Development of a nitinol-actuated surgical instrument for laparoscopic renal denervation: feasibility test in a swine survival model

Abstract

Purpose In this study, we developed a novel nitinol-actuated surgical instrument to conduct laparoscopic renal denervation for the treatment of resistant hypertension. We investigated whether shape and temperature settings of nitinol specimens fit well into the design goals. Furthermore, we conducted a pilot study to validate the mechanical and physiological performance of nerve ablation without damaging the renal artery. Method Tensile tests were performed to observe temperature-dependent thermomechanical properties and the original shape of nitinol specimens was set considering our design goal. We performed strain gage experiments to measure bending strain.

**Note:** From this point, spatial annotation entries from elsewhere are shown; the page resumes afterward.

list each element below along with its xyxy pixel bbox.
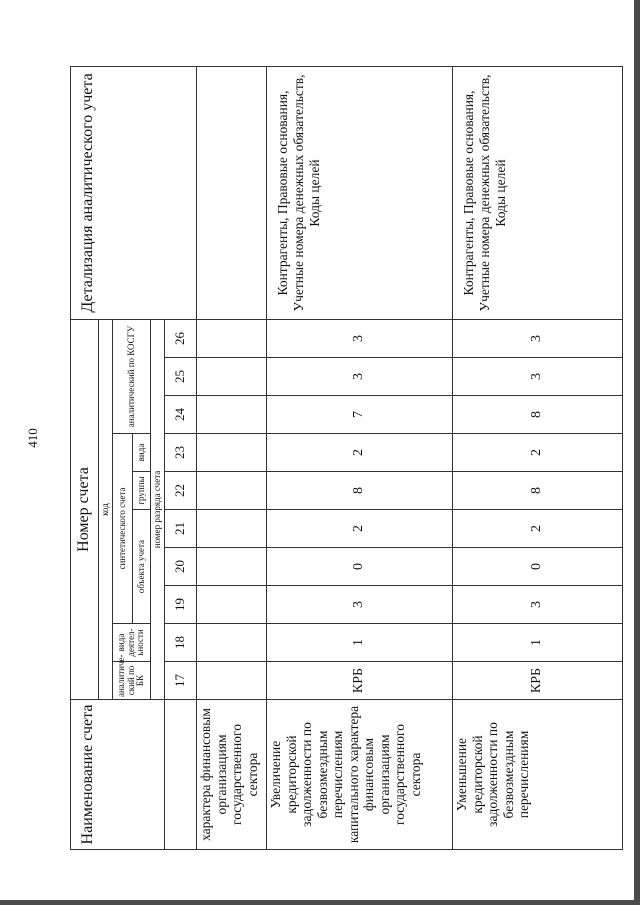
row-3-cell: 8 bbox=[453, 396, 623, 434]
row-1-cell bbox=[197, 396, 267, 434]
row-1-cell bbox=[197, 624, 267, 662]
row-2-cell: 0 bbox=[267, 548, 453, 586]
digit-17: 17 bbox=[165, 662, 197, 700]
row-3-cell: 1 bbox=[453, 624, 623, 662]
header-group: группы bbox=[133, 472, 151, 510]
accounts-table bbox=[70, 66, 623, 850]
row-3-cell: 3 bbox=[453, 319, 623, 357]
digit-26: 26 bbox=[165, 319, 197, 357]
row-2-cell: 1 bbox=[267, 624, 453, 662]
row-2-cell: 8 bbox=[267, 472, 453, 510]
header-digit-number: номер разряда счета bbox=[151, 319, 165, 699]
row-2-cell: 2 bbox=[267, 434, 453, 472]
rotated-table-container bbox=[70, 67, 622, 850]
row-1-cell bbox=[197, 358, 267, 396]
digit-18: 18 bbox=[165, 624, 197, 662]
row-2-detail: Контрагенты, Правовые основания, Учетные номера денежных обязательств, Коды целей bbox=[267, 66, 453, 319]
row-1-cell bbox=[197, 586, 267, 624]
header-account-name: Наименование счета bbox=[71, 700, 165, 850]
row-1-cell bbox=[197, 319, 267, 357]
header-kind: вида bbox=[133, 434, 151, 472]
header-name-blank bbox=[165, 700, 197, 850]
page-number: 410 bbox=[25, 428, 40, 448]
table-row bbox=[197, 66, 267, 849]
row-1-cell bbox=[197, 434, 267, 472]
row-2-cell: 3 bbox=[267, 319, 453, 357]
row-3-cell: 3 bbox=[453, 358, 623, 396]
header-code: код bbox=[99, 319, 113, 699]
header-object: объекта учета bbox=[133, 510, 151, 624]
row-3-cell: 8 bbox=[453, 472, 623, 510]
table-row bbox=[453, 66, 623, 849]
digit-25: 25 bbox=[165, 358, 197, 396]
row-2-cell: 3 bbox=[267, 358, 453, 396]
row-3-cell: 3 bbox=[453, 586, 623, 624]
digit-23: 23 bbox=[165, 434, 197, 472]
row-2-cell: КРБ bbox=[267, 662, 453, 700]
row-2-cell: 3 bbox=[267, 586, 453, 624]
header-synthetic-account: синтетического счета bbox=[113, 434, 133, 624]
digit-22: 22 bbox=[165, 472, 197, 510]
scan-edge-right bbox=[634, 0, 640, 905]
row-2-name: Увеличение кредиторской задолженности по безвозмездным перечислениям капитального характера финансовым организациям государственного сектора bbox=[267, 700, 453, 850]
row-1-name: характера финансовым организациям государственного сектора bbox=[197, 700, 267, 850]
digit-20: 20 bbox=[165, 548, 197, 586]
row-1-cell bbox=[197, 548, 267, 586]
row-3-cell: КРБ bbox=[453, 662, 623, 700]
header-analytic-kosgu: аналитический по КОСГУ bbox=[113, 319, 151, 433]
row-1-cell bbox=[197, 662, 267, 700]
row-3-detail: Контрагенты, Правовые основания, Учетные номера денежных обязательств, Коды целей bbox=[453, 66, 623, 319]
table-row bbox=[267, 66, 453, 849]
row-3-cell: 0 bbox=[453, 548, 623, 586]
row-2-cell: 7 bbox=[267, 396, 453, 434]
header-account-number: Номер счета bbox=[71, 319, 99, 699]
row-3-cell: 2 bbox=[453, 434, 623, 472]
row-3-name: Уменьшение кредиторской задолженности по безвозмездным перечислениям bbox=[453, 700, 623, 850]
header-activity-type: вида деятельности bbox=[113, 624, 151, 662]
header-analytic-bk: аналитический по БК bbox=[113, 662, 151, 700]
row-3-cell: 2 bbox=[453, 510, 623, 548]
row-1-detail bbox=[197, 66, 267, 319]
row-1-cell bbox=[197, 510, 267, 548]
digit-19: 19 bbox=[165, 586, 197, 624]
digit-24: 24 bbox=[165, 396, 197, 434]
header-analytic-detail: Детализация аналитического учета bbox=[71, 66, 197, 319]
scan-edge-bottom bbox=[0, 900, 640, 905]
digit-21: 21 bbox=[165, 510, 197, 548]
row-1-cell bbox=[197, 472, 267, 510]
row-2-cell: 2 bbox=[267, 510, 453, 548]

We developed surgical instrument and operated laparoscopic renal denervation in a swine model. Subsequent impedance spectroscopy experiments were conducted to measure changes in impedance magnitudes during the operation and histological analyses were performed to visualize thermogenic damage to arteries and nerves. Results Tensile testing showed that the shape memory effect begins above 37 °C. Measured strains on nitinol surfaces were 2.10% ± 0.769%, below the strain limit of 8%. Impedance spectroscopy experiments showed decreases in magnitude in all six trials. After operation of laparoscopic renal denervation following the protocol, renal arteries and nerves were harvested and thermogenic damage was observed in nerves but not arteries. Conclusion We developed a novel nitinol-actuated surgical instrument with which to perform laparoscopic renal denervation. The feasibility of our device was verified using thermomechanical analyses of nitinol, and assessments of mechanical and physiological performance. Our device could be used in other laparoscopic procedures that require large degrees of freedom while restricting to trocar size.